Secondly, in this exercise I disregarded a lot of data from the original set
to build model quickly and try porting the pipeline
and estimator
to use
them in Ruby. Unfortunately, the model is not super accurate - around 78.44%
accuracy achieved on the test set. I considered it good enough to productionise
it and release, to find what are the technical problems with this approach,
and most importantly - if this would even be of interest for future users,
but it is not the model that could be considered final in the longer term.
Now, when it is (hypothetically) deployed and available to public use, we can get back to the research and continue improving it while monitoring if it is being used. How much does it matter if it has only 78.44% accuracy, but no one really wants to use it?
The dataset has many more features which we didn’t consider during this exercise. We could spend more effort on extracting data from JSON columns (like property features, additional fees), or extracting some sentiment score from property description.
At the moment we have only one model that does all the predictions for all the available periods - maybe it would be a good idea to train separate models that would focus on the feature importance for a particular time periods?
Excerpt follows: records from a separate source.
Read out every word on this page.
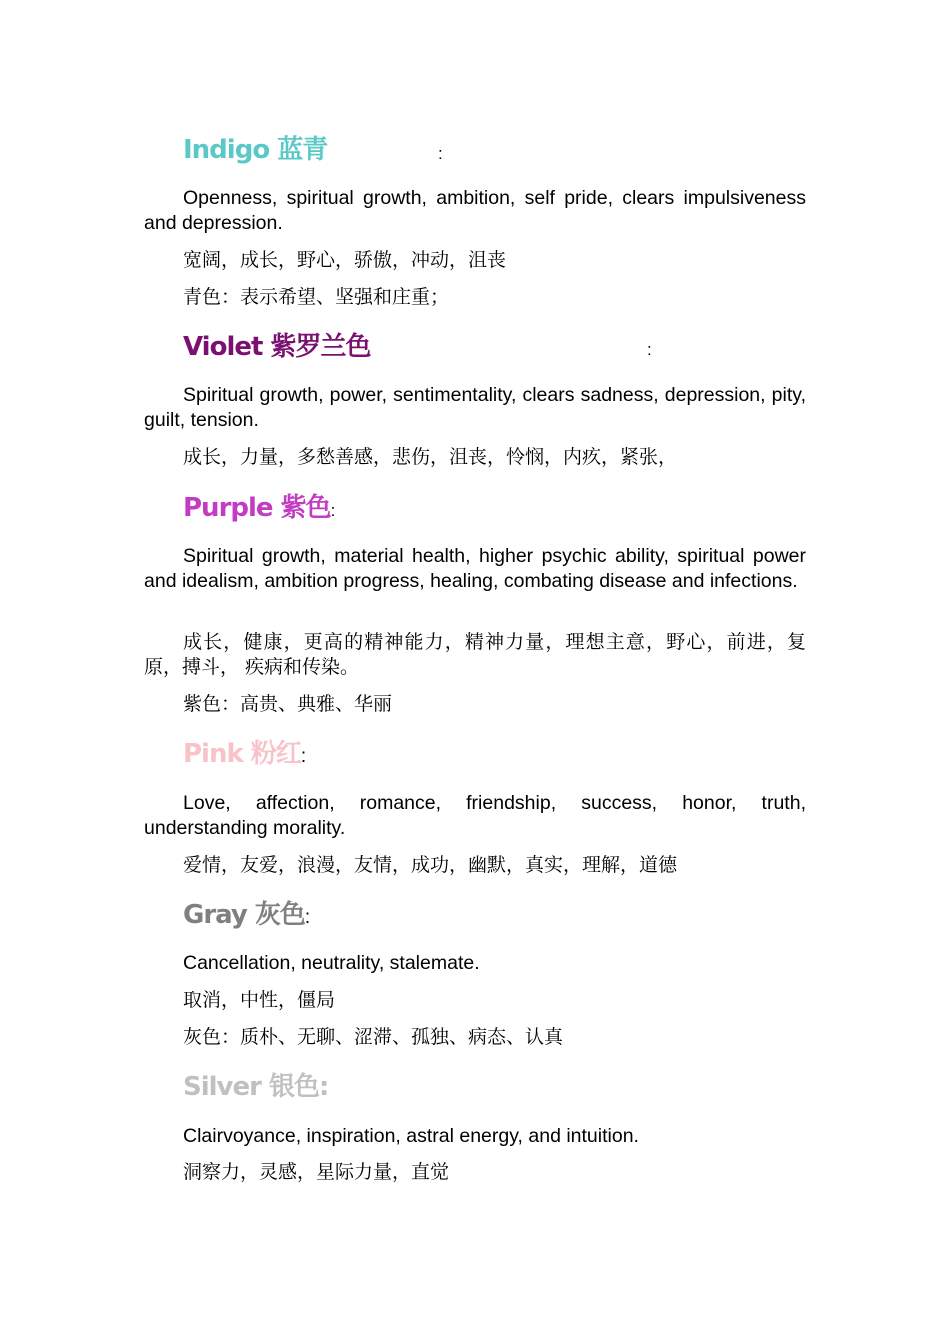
Indigo 蓝青	:

Openness, spiritual growth, ambition, self pride, clears impulsiveness and depression.

宽阔，成长，野心，骄傲，冲动，沮丧

青色：表示希望、坚强和庄重；

Violet 紫罗兰色	:

Spiritual growth, power, sentimentality, clears sadness, depression, pity, guilt, tension.

成长，力量，多愁善感，悲伤，沮丧，怜悯，内疚，紧张，

Purple 紫色:

Spiritual growth, material health, higher psychic ability, spiritual power and idealism, ambition progress, healing, combating disease and infections.

成长，健康，更高的精神能力，精神力量，理想主意，野心，前进，复原，搏斗， 疾病和传染。

紫色：高贵、典雅、华丽

Pink 粉红:

Love, affection, romance, friendship, success, honor, truth, understanding morality.

爱情，友爱，浪漫，友情，成功，幽默，真实，理解，道德

Gray 灰色:

Cancellation, neutrality, stalemate.

取消，中性，僵局

灰色：质朴、无聊、涩滞、孤独、病态、认真

Silver 银色:

Clairvoyance, inspiration, astral energy, and intuition.

洞察力，灵感，星际力量，直觉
Analysing the data set was great fun, and this little exercise has proven, that it’s data cleaning and preparing, that is the most time-consuming part of building Machine Learning models (it might not sound exciting, but I actually enjoyed this part - I could understand the market a little bit better!).
Integrating ready model and seeing it being used from the application in such an automatic way that is completely transparent to the end user gives great satisfaction!
All of it learned and achieved in spare time was a little bit tiring. I guess I deserve some holidays in a nice place.
I’ve heard Palm Springs is quite nice :).